Fourteen kilometres east of Asproválta, the road to Kavála crosses the River Strymónas , recorded as one of the most polluted in Europe owing to dumping of toxic substances near its sources in Bulgaria. If you bear onto a minor road signposted for Nigríta, rather than continuing over the river bridge, after less than 1km you'll find on your left the colossal marble Lion of Amphipolis . This was reconstructed in 1937 from fragments found when excavating the nearby ancient city of Amphipolis, and is thought to date from the end of the fourth century BC. Ancient Amphipolis itself (Tues-Sun 9am-3pm), some 3km further on, beyond the old iron bridge across the Strymónas, figured largely in Thucydides' Peloponnesian Wars . It's worth the slight detour, preserving considerable chunks of fortification wall, foundations of a fifth-century BC river bridge and an early Christian basilica with mosaic floors.

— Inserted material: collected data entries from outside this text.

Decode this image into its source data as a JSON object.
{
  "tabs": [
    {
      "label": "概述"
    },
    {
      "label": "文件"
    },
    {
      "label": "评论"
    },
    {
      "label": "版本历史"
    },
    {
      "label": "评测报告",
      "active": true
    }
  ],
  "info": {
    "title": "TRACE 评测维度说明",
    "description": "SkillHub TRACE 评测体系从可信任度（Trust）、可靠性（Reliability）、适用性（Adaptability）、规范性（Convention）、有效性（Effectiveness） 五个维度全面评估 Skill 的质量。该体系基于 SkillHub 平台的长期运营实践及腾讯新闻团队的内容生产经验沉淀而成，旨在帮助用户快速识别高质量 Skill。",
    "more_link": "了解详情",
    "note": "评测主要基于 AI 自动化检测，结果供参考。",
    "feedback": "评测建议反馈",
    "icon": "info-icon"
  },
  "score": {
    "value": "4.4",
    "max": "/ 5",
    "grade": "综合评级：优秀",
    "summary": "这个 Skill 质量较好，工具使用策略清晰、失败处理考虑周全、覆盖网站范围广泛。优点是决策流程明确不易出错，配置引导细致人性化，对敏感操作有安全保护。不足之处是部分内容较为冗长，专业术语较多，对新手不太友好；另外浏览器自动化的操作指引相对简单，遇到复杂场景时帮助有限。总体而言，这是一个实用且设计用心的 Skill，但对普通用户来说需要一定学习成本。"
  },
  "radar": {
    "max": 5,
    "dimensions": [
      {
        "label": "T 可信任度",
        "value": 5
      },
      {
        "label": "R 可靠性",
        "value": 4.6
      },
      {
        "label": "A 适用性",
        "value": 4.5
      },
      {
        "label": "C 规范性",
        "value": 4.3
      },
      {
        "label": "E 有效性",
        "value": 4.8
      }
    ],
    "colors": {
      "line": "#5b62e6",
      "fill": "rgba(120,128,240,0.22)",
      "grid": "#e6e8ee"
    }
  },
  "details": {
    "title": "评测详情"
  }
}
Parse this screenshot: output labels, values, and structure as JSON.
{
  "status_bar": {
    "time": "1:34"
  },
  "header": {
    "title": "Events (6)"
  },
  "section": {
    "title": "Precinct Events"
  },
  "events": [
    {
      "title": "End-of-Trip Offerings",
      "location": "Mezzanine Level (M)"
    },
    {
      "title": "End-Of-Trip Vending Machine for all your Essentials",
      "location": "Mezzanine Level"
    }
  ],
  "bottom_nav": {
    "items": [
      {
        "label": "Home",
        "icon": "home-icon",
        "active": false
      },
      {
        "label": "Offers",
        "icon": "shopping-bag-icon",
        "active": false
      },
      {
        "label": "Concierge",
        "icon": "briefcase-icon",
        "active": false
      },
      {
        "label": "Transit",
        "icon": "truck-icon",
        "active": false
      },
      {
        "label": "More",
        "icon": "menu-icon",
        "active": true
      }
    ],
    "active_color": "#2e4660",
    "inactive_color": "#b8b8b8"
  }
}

Beyond the Strymónas, there's a choice of routes east: the shorter, but slower inland road via the villages at the base of Mount Pangéo, or the slightly longer but quicker coast highway, which is the one long-distance buses to Kavála tend to use. This is being upgraded to motorway status as part of the "Via Egnatia" project, though there's not a great deal along the way other than some vineyards, an occasional crumbled medieval watchtower and duney, white-sand beaches , the best in eastern Macedonia, scarcely developed and relatively free from river-borne pollution. The first place of any size, NÉA PÉRAMOS , 14km before Kavála and connected by regular buses, sports an unheralded castle at one corner of its sandy, sheltered bay. This isn't a bad place to spend a couple of hours, especially before taking one of the several daily ro-ro ferries (but only once a day off season) to Skála Prínou on the island of Thássos. Camping Anatoli (tel 05940/21 027; May-Sept) at the west end of things, with a saltwater swimming pool, can be recommended if you want to spend the night. The only other campsites between here and Kavála are the Estella , 5km east, or the pricier Batis , 10km along and already hedged by Kavála's sprawl.